I hope I’m wrong though.
I agree it would be odd for the mac line to bifurcate like that, but even in the ppc -> x86 days they supported ppc macs for quite a long time.
Apple has been getting great returns from its chip investments because they have been able to reuse the blocks in so many devices. If they do go ARM for mac there is diminishing returns as they move up the product line about how much of the silicon they can reuse. They are right at a point where power hungry multiple memory controllers, complex core interconnects and other things that will likely never make it into an iphone are going to be necessary. I suppose they can use the highest end macs as test beds to see if ideas work out, but is apple really going to have chips fabbed with 20+ big cores and complex intercore transport for products they will never sell in huge numbers?

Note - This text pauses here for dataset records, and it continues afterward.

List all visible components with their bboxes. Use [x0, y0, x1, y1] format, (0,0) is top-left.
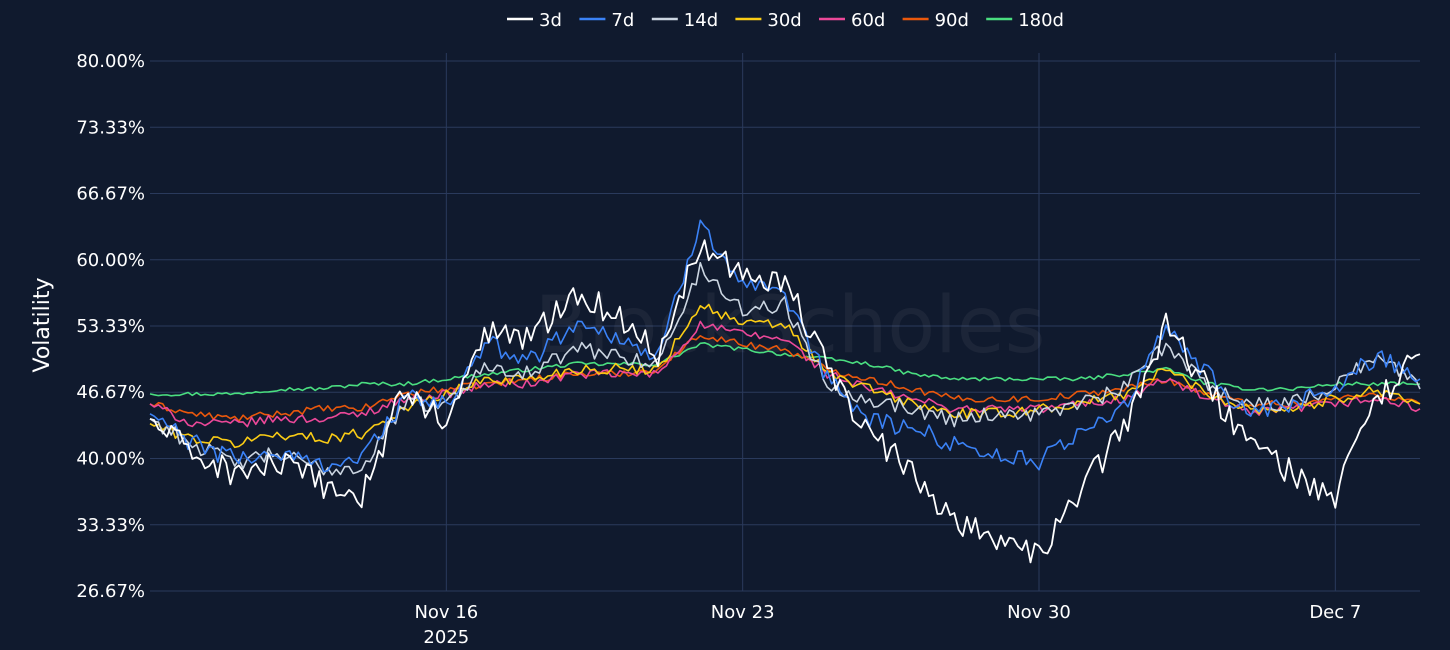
x-tick-sublabel: 2025 — [423, 627, 469, 648]
legend-label: 30d — [767, 10, 801, 31]
y-tick-label: 73.33% — [76, 117, 145, 138]
legend-item-90d[interactable]: 90d — [902, 10, 969, 31]
y-tick-label: 53.33% — [76, 316, 145, 337]
legend: 3d 7d 14d 30d 60d 90d 180d — [507, 10, 1064, 31]
legend-label: 180d — [1018, 10, 1064, 31]
y-tick-label: 80.00% — [76, 51, 145, 72]
y-tick-label: 40.00% — [76, 449, 145, 470]
legend-label: 60d — [851, 10, 885, 31]
x-tick-label: Dec 7 — [1309, 602, 1361, 623]
y-axis-ticks: 80.00% 73.33% 66.67% 60.00% 53.33% 46.67% 40.0… — [76, 51, 145, 602]
y-axis-title: Volatility — [30, 277, 55, 372]
y-tick-label: 33.33% — [76, 515, 145, 536]
legend-label: 14d — [684, 10, 718, 31]
x-tick-label: Nov 16 — [414, 602, 478, 623]
legend-item-3d[interactable]: 3d — [507, 10, 562, 31]
x-axis-ticks: Nov 16 2025 Nov 23 Nov 30 Dec 7 — [414, 602, 1361, 648]
x-tick-label: Nov 23 — [711, 602, 775, 623]
legend-label: 3d — [539, 10, 562, 31]
series-lines — [149, 219, 1421, 564]
legend-item-7d[interactable]: 7d — [579, 10, 634, 31]
legend-item-30d[interactable]: 30d — [735, 10, 802, 31]
legend-label: 7d — [611, 10, 634, 31]
series-line-60d — [149, 320, 1421, 428]
legend-label: 90d — [935, 10, 969, 31]
legend-item-60d[interactable]: 60d — [819, 10, 885, 31]
legend-item-180d[interactable]: 180d — [986, 10, 1064, 31]
y-tick-label: 26.67% — [76, 581, 145, 602]
x-tick-label: Nov 30 — [1007, 602, 1071, 623]
series-line-90d — [149, 334, 1421, 422]
series-line-3d — [149, 239, 1421, 564]
y-tick-label: 60.00% — [76, 250, 145, 271]
legend-item-14d[interactable]: 14d — [651, 10, 718, 31]
series-line-30d — [149, 303, 1421, 449]
y-tick-label: 46.67% — [76, 382, 145, 403]
y-tick-label: 66.67% — [76, 183, 145, 204]
grid — [150, 53, 1420, 592]
series-line-7d — [149, 219, 1421, 473]
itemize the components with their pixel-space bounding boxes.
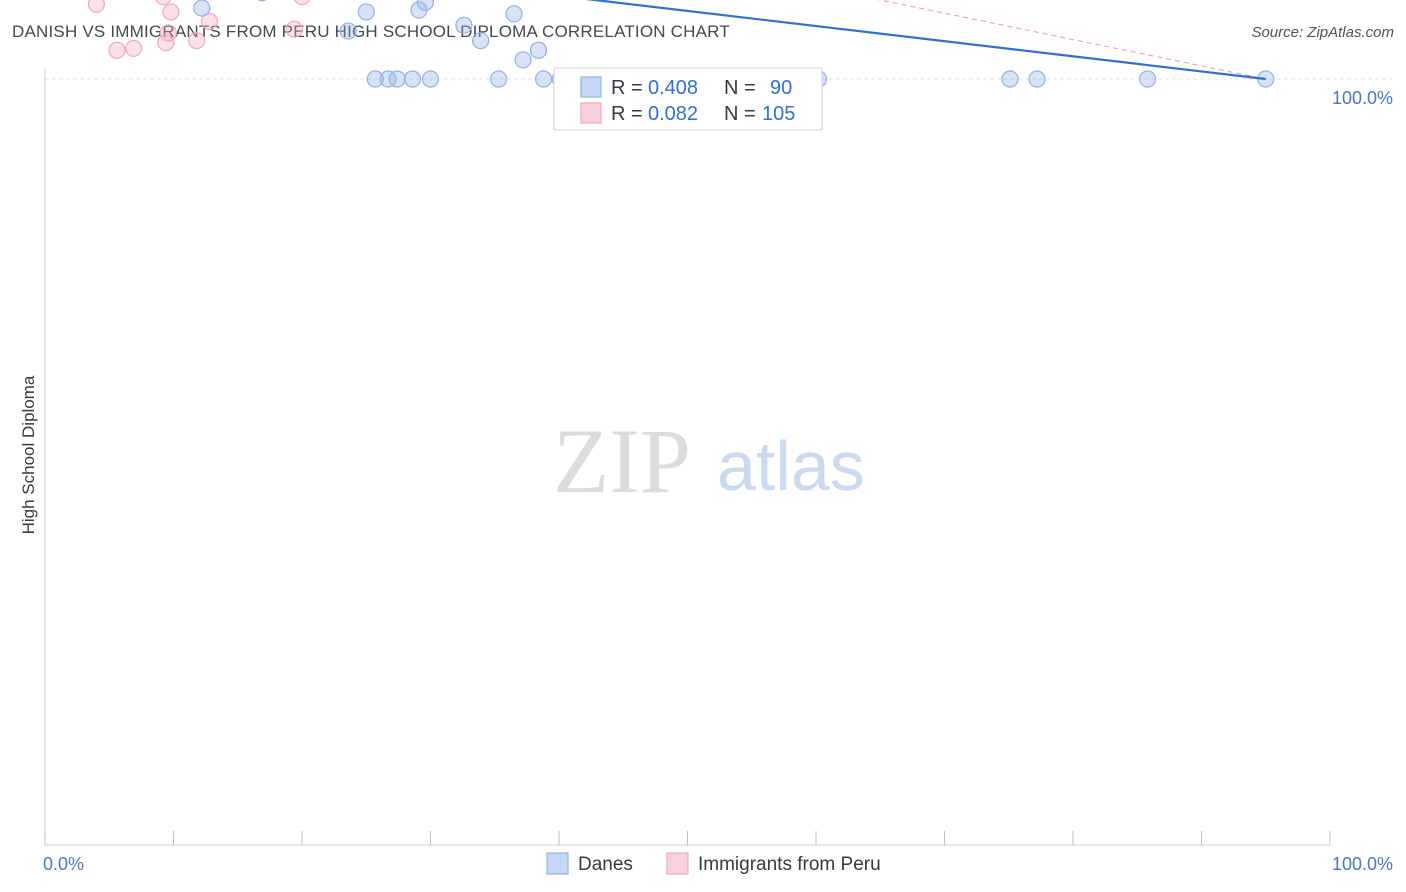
legend-danes-r-value: 0.408 bbox=[648, 77, 698, 99]
legend-peru-r-value: 0.082 bbox=[648, 103, 698, 125]
danes-point bbox=[366, 70, 384, 88]
source-label: Source: ZipAtlas.com bbox=[1251, 24, 1394, 41]
watermark-atlas: atlas bbox=[717, 427, 865, 505]
peru-point bbox=[294, 0, 310, 6]
peru-point bbox=[155, 0, 172, 6]
peru-point bbox=[125, 39, 143, 57]
tick-labels: 70.0%80.0%90.0%100.0%0.0%100.0% bbox=[43, 88, 1393, 874]
legend-peru-n-value: 105 bbox=[762, 103, 795, 125]
watermark: ZIP atlas bbox=[553, 410, 865, 512]
danes-point bbox=[379, 70, 397, 88]
peru-trend-extension bbox=[877, 0, 1266, 80]
danes-point bbox=[505, 5, 523, 23]
chart-title: DANISH VS IMMIGRANTS FROM PERU HIGH SCHO… bbox=[12, 22, 730, 41]
peru-point bbox=[87, 0, 105, 13]
bottom-legend-danes: Danes bbox=[578, 854, 633, 875]
peru-point bbox=[162, 3, 180, 21]
danes-point bbox=[339, 22, 357, 40]
legend-danes-n-label: N = bbox=[724, 77, 756, 99]
peru-point bbox=[108, 41, 126, 59]
bottom-legend-swatch-danes bbox=[546, 852, 569, 875]
watermark-zip: ZIP bbox=[553, 410, 691, 512]
danes-point bbox=[257, 0, 267, 2]
danes-point bbox=[193, 0, 211, 17]
y-axis-label: High School Diploma bbox=[19, 375, 38, 534]
legend-swatch-danes bbox=[580, 76, 602, 98]
grid bbox=[45, 78, 1392, 80]
danes-point bbox=[472, 32, 490, 50]
x-tick-label: 0.0% bbox=[43, 854, 84, 874]
danes-point bbox=[514, 51, 532, 69]
danes-point bbox=[1028, 70, 1046, 88]
peru-point bbox=[159, 24, 177, 42]
peru-point bbox=[188, 32, 206, 50]
danes-point bbox=[421, 70, 440, 88]
danes-point bbox=[455, 16, 473, 34]
axes bbox=[44, 68, 1331, 846]
bottom-legend-peru: Immigrants from Peru bbox=[698, 854, 881, 875]
danes-trend-line bbox=[585, 0, 1266, 81]
trend-lines bbox=[585, 0, 1266, 81]
peru-point bbox=[285, 20, 303, 38]
legend-peru-n-label: N = bbox=[724, 103, 756, 125]
legend-danes-r-label: R = bbox=[611, 77, 643, 99]
stats-legend: R = 0.408 N = 90 R = 0.082 N = 105 bbox=[553, 67, 823, 131]
danes-point bbox=[357, 3, 375, 21]
danes-point bbox=[1138, 70, 1157, 88]
danes-point bbox=[534, 70, 553, 88]
series-peru-points bbox=[87, 0, 310, 59]
danes-point bbox=[1001, 70, 1019, 88]
x-tick-label: 100.0% bbox=[1332, 854, 1393, 874]
series-legend: Danes Immigrants from Peru bbox=[546, 852, 881, 875]
peru-point bbox=[157, 33, 175, 52]
peru-point bbox=[200, 12, 219, 31]
legend-danes-n-value: 90 bbox=[770, 77, 792, 99]
danes-point bbox=[416, 0, 434, 11]
danes-point bbox=[388, 70, 406, 88]
danes-point bbox=[403, 70, 422, 88]
danes-point bbox=[529, 41, 548, 59]
bottom-legend-swatch-peru bbox=[666, 852, 689, 875]
legend-swatch-peru bbox=[580, 102, 602, 124]
y-tick-label: 100.0% bbox=[1332, 88, 1393, 108]
legend-peru-r-label: R = bbox=[611, 103, 643, 125]
danes-point bbox=[490, 70, 508, 88]
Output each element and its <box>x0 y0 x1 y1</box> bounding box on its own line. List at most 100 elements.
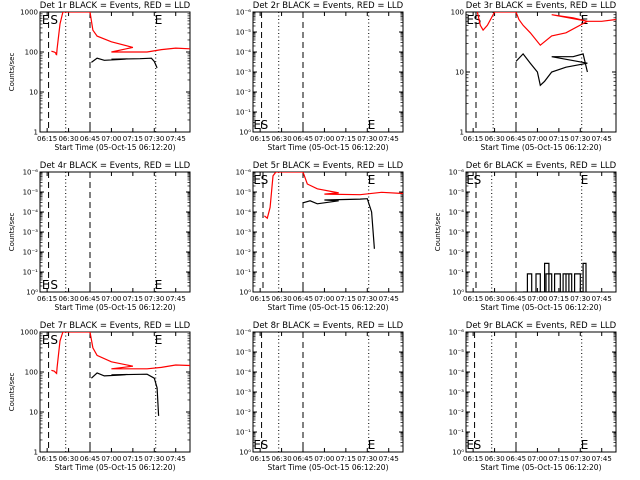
x-tick-label: 06:15 <box>250 295 270 303</box>
events-series-line <box>91 57 158 69</box>
x-tick-label: 07:45 <box>592 455 612 463</box>
y-tick-label: 10⁻¹ <box>236 269 252 277</box>
x-tick-label: 07:45 <box>592 295 612 303</box>
y-tick-label: 10⁻³ <box>23 229 39 237</box>
x-tick-label: 07:15 <box>336 295 356 303</box>
panel-det-2: Det 2r BLACK = Events, RED = LLD 10⁰ 10⁻¹ 1… <box>236 1 404 152</box>
y-tick-label: 1 <box>34 449 38 457</box>
plot-frame <box>252 331 404 453</box>
x-axis-title: Start Time (05-Oct-15 06:12:20) <box>480 463 601 472</box>
y-tick-label: 10 <box>29 409 38 417</box>
saa-marker: S <box>50 333 58 347</box>
y-tick-label: 10⁻⁶ <box>236 169 252 177</box>
y-tick-label: 10⁻² <box>236 249 252 257</box>
x-tick-label: 06:15 <box>463 295 483 303</box>
y-tick-label: 10⁻⁵ <box>236 29 252 37</box>
event-end-marker: E <box>155 13 163 27</box>
panel-title: Det 8r BLACK = Events, RED = LLD <box>253 321 404 331</box>
y-tick-label: 10 <box>29 89 38 97</box>
x-tick-label: 06:45 <box>293 135 313 143</box>
x-tick-label: 07:15 <box>549 135 569 143</box>
y-tick-label: 10⁻⁶ <box>449 169 465 177</box>
y-tick-label: 10⁻⁶ <box>449 329 465 337</box>
event-end-marker: E <box>368 118 376 132</box>
saa-marker: S <box>50 13 58 27</box>
x-tick-label: 07:15 <box>549 455 569 463</box>
event-start-marker: E <box>466 173 474 187</box>
panel-det-5: Det 5r BLACK = Events, RED = LLD 10⁰ 10⁻¹ 1… <box>236 161 404 312</box>
x-tick-label: 07:45 <box>379 455 399 463</box>
y-axis-title: Counts/sec <box>8 213 16 252</box>
x-tick-label: 07:15 <box>336 455 356 463</box>
plot-frame <box>252 171 404 293</box>
y-tick-label: 10⁻¹ <box>23 269 39 277</box>
plot-frame <box>252 11 404 133</box>
y-tick-label: 10⁻² <box>236 409 252 417</box>
x-tick-label: 06:15 <box>250 135 270 143</box>
event-end-marker: E <box>368 173 376 187</box>
y-tick-label: 10⁻⁶ <box>236 9 252 17</box>
x-tick-label: 06:45 <box>506 455 526 463</box>
lld-series-line <box>476 12 616 47</box>
x-tick-label: 06:30 <box>58 135 78 143</box>
y-tick-label: 100 <box>25 49 38 57</box>
y-tick-label: 10⁰ <box>239 289 251 297</box>
y-tick-label: 10⁻¹ <box>236 109 252 117</box>
x-tick-label: 07:00 <box>527 295 547 303</box>
y-tick-label: 10⁻⁴ <box>449 209 465 217</box>
panel-det-6: Det 6r BLACK = Events, RED = LLD 10⁰ 10⁻¹ 1… <box>434 161 617 312</box>
x-tick-label: 07:45 <box>379 135 399 143</box>
x-tick-label: 06:45 <box>293 295 313 303</box>
lld-series-line <box>51 12 190 56</box>
y-tick-label: 10⁻⁴ <box>23 209 39 217</box>
x-tick-label: 07:30 <box>357 455 377 463</box>
plot-frame <box>465 11 617 133</box>
y-tick-label: 10⁻⁵ <box>449 189 465 197</box>
plot-frame <box>39 11 191 133</box>
saa-marker: S <box>261 438 269 452</box>
x-tick-label: 06:30 <box>58 295 78 303</box>
x-tick-label: 07:30 <box>144 135 164 143</box>
y-tick-label: 1000 <box>20 329 38 337</box>
x-tick-label: 06:30 <box>484 455 504 463</box>
y-tick-label: 10⁻³ <box>236 389 252 397</box>
panel-title: Det 9r BLACK = Events, RED = LLD <box>466 321 617 331</box>
lld-series-line <box>264 172 403 220</box>
x-tick-label: 07:00 <box>101 135 121 143</box>
y-tick-label: 100 <box>25 369 38 377</box>
events-series-line <box>523 262 587 292</box>
x-tick-label: 06:30 <box>271 135 291 143</box>
x-tick-label: 06:15 <box>250 455 270 463</box>
lld-series-line <box>51 332 190 375</box>
y-tick-label: 10⁰ <box>452 289 464 297</box>
x-tick-label: 07:45 <box>166 295 186 303</box>
x-axis-title: Start Time (05-Oct-15 06:12:20) <box>480 303 601 312</box>
x-tick-label: 07:00 <box>101 295 121 303</box>
x-tick-label: 06:15 <box>37 295 57 303</box>
y-tick-label: 10⁻⁴ <box>236 209 252 217</box>
panel-det-3: Det 3r BLACK = Events, RED = LLD 1 10 100 06… <box>451 1 617 152</box>
y-tick-label: 10⁻⁶ <box>23 169 39 177</box>
x-tick-label: 07:30 <box>570 295 590 303</box>
event-start-marker: E <box>466 13 474 27</box>
x-tick-label: 07:15 <box>336 135 356 143</box>
x-axis-title: Start Time (05-Oct-15 06:12:20) <box>267 143 388 152</box>
panel-title: Det 2r BLACK = Events, RED = LLD <box>253 1 404 11</box>
saa-marker: S <box>261 118 269 132</box>
y-tick-label: 10⁻² <box>236 89 252 97</box>
x-tick-label: 07:00 <box>101 455 121 463</box>
y-tick-label: 1000 <box>20 9 38 17</box>
x-axis-title: Start Time (05-Oct-15 06:12:20) <box>267 303 388 312</box>
x-tick-label: 06:15 <box>463 135 483 143</box>
events-series-line <box>302 198 375 249</box>
x-tick-label: 07:15 <box>123 135 143 143</box>
x-tick-label: 06:45 <box>506 295 526 303</box>
saa-marker: S <box>474 173 482 187</box>
y-tick-label: 10⁻¹ <box>449 269 465 277</box>
x-tick-label: 06:45 <box>80 135 100 143</box>
y-tick-label: 10⁻⁴ <box>236 369 252 377</box>
plot-frame <box>465 171 617 293</box>
panel-title: Det 7r BLACK = Events, RED = LLD <box>40 321 191 331</box>
x-tick-label: 07:30 <box>144 295 164 303</box>
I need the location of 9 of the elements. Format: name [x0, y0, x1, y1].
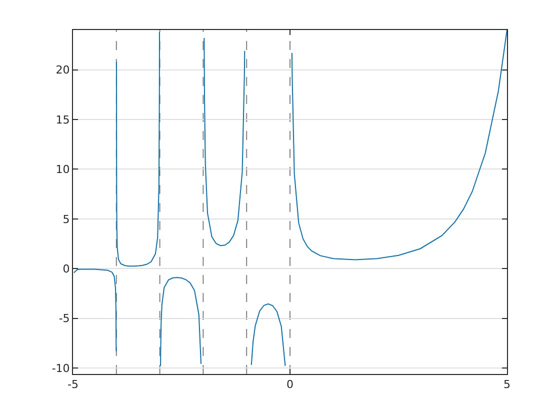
y-tick-label: -5: [58, 312, 70, 326]
y-tick-label: 15: [56, 113, 70, 126]
y-tick-label: 0: [62, 262, 70, 276]
y-tick-label: 5: [62, 212, 70, 226]
x-tick-label: 5: [504, 378, 510, 392]
y-tick-label: 10: [56, 163, 70, 176]
y-tick-label: 20: [56, 64, 70, 77]
x-tick-label: 0: [286, 378, 294, 392]
y-tick-label: -10: [52, 362, 70, 375]
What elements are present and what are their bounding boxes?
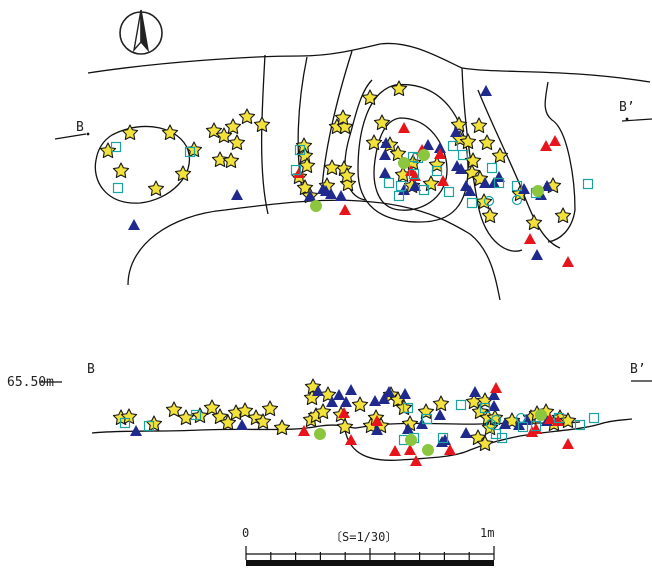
star-marker bbox=[222, 152, 240, 169]
scale-bar-solid bbox=[246, 560, 494, 566]
red-triangle-marker bbox=[490, 382, 502, 393]
plan-contour-right-3 bbox=[544, 81, 576, 243]
blue-triangle-marker bbox=[345, 384, 357, 395]
star-marker bbox=[253, 116, 271, 133]
star-marker bbox=[390, 80, 408, 97]
star-marker bbox=[428, 156, 446, 173]
star-marker bbox=[361, 89, 379, 106]
star-marker bbox=[165, 401, 183, 418]
red-triangle-marker bbox=[389, 445, 401, 456]
plan-section-line: B B’ bbox=[54, 100, 652, 140]
star-marker bbox=[273, 419, 291, 436]
plan-section-end-label: B’ bbox=[619, 100, 635, 115]
star-marker bbox=[203, 399, 221, 416]
green-circle-marker bbox=[405, 434, 417, 446]
blue-triangle-marker bbox=[531, 249, 543, 260]
square-marker bbox=[588, 412, 600, 424]
star-marker bbox=[450, 116, 468, 133]
blue-triangle-marker bbox=[399, 388, 411, 399]
star-marker bbox=[228, 134, 246, 151]
green-circle-marker bbox=[314, 428, 326, 440]
star-marker bbox=[161, 124, 179, 141]
green-circle-marker bbox=[418, 149, 430, 161]
blue-triangle-marker bbox=[231, 189, 243, 200]
plan-view bbox=[87, 42, 651, 301]
plan-section-start-label: B bbox=[76, 120, 84, 135]
green-circle-marker bbox=[535, 409, 547, 421]
star-marker bbox=[365, 134, 383, 151]
star-marker bbox=[238, 108, 256, 125]
green-circle-marker bbox=[310, 200, 322, 212]
scale-ratio-label: 〔S=1/30〕 bbox=[330, 530, 397, 544]
square-marker bbox=[486, 162, 498, 174]
plan-top-boundary bbox=[87, 42, 651, 83]
red-triangle-marker bbox=[437, 175, 449, 186]
section-end-label: B’ bbox=[630, 362, 646, 377]
red-triangle-marker bbox=[410, 455, 422, 466]
scale-zero-label: 0 bbox=[242, 526, 249, 540]
red-triangle-marker bbox=[562, 438, 574, 449]
plan-pit-left bbox=[94, 125, 191, 204]
square-marker bbox=[443, 186, 455, 198]
star-marker bbox=[478, 134, 496, 151]
green-circle-marker bbox=[422, 444, 434, 456]
star-marker bbox=[323, 159, 341, 176]
square-marker bbox=[112, 182, 124, 194]
scale-ticks bbox=[245, 546, 495, 560]
section-labels: 65.50m B B’ bbox=[7, 362, 646, 390]
scale-one-meter-label: 1m bbox=[480, 526, 494, 540]
section-start-label: B bbox=[87, 362, 95, 377]
blue-triangle-marker bbox=[333, 389, 345, 400]
blue-triangle-marker bbox=[469, 386, 481, 397]
star-marker bbox=[99, 142, 117, 159]
star-marker bbox=[336, 418, 354, 435]
plan-contour-right-2 bbox=[477, 89, 561, 249]
blue-triangle-marker bbox=[379, 149, 391, 160]
star-marker bbox=[224, 118, 242, 135]
star-marker bbox=[481, 207, 499, 224]
star-marker bbox=[432, 395, 450, 412]
star-marker bbox=[422, 175, 440, 192]
green-circle-marker bbox=[532, 185, 544, 197]
section-elevation-label: 65.50m bbox=[7, 375, 54, 390]
blue-triangle-marker bbox=[128, 219, 140, 230]
red-triangle-marker bbox=[524, 233, 536, 244]
plan-contour-1 bbox=[260, 54, 269, 215]
blue-triangle-marker bbox=[379, 167, 391, 178]
blue-triangle-marker bbox=[369, 395, 381, 406]
blue-triangle-marker bbox=[460, 427, 472, 438]
green-circle-marker bbox=[398, 157, 410, 169]
star-marker bbox=[112, 162, 130, 179]
red-triangle-marker bbox=[562, 256, 574, 267]
blue-triangle-marker bbox=[335, 190, 347, 201]
scale-bar: 0 〔S=1/30〕 1m bbox=[242, 526, 495, 566]
square-marker bbox=[455, 399, 467, 411]
star-marker bbox=[261, 400, 279, 417]
red-triangle-marker bbox=[398, 122, 410, 133]
plan-bottom-boundary bbox=[127, 199, 501, 301]
blue-triangle-marker bbox=[480, 85, 492, 96]
star-marker bbox=[554, 207, 572, 224]
red-triangle-marker bbox=[339, 204, 351, 215]
blue-triangle-marker bbox=[236, 419, 248, 430]
star-marker bbox=[373, 114, 391, 131]
star-marker bbox=[470, 117, 488, 134]
section-lower-line bbox=[344, 418, 633, 461]
red-triangle-marker bbox=[549, 135, 561, 146]
north-arrow-icon bbox=[119, 9, 163, 55]
star-marker bbox=[147, 180, 165, 197]
square-marker bbox=[466, 197, 478, 209]
square-marker bbox=[582, 178, 594, 190]
square-marker bbox=[383, 177, 395, 189]
star-marker bbox=[491, 147, 509, 164]
star-marker bbox=[351, 396, 369, 413]
red-triangle-marker bbox=[298, 425, 310, 436]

I think for the highest end apple is better continuing to piggy back off intel's server investments and focus their chip team where it has been been absolutely dominating: sub 10W incredible performance per watt.
macOS on two instruction sets would require some extra developer time, but volunteers keep debian running on 18 arches. After the initial port there is some care and feeding, but it's manageable. The biggest issues are cross compiling, something apple is already really good at, and device drivers. Apple has that covered with the T2 chip. Move more and more of the peripheral connectivity into something like the T2 chip and then you only have to write/maintain aarch64 drivers.
The more I think about it the more it makes really good sense.
And it’s not that the can’t techically, it’s that they are all about focus and unambiguous messages to developers and costumers.
But after reading it all, I guess they could fork the Mac into two categories. Air, light or whatever, and Pro.
I actually like that idea a lot.
MOS/68k, 68k/PowerPC, PowerPC/Intel, Intel/ARM
Now I'm guessing the dwarf format is: x86-64/arm32/arm64 with arm32 being legacy.
Back then we were also switching from GCC to LLVM, which at the time I thought was ludicrous because we'd be losing all of the flexibility in architectures GCC gave us. But I guess my worries were without merit.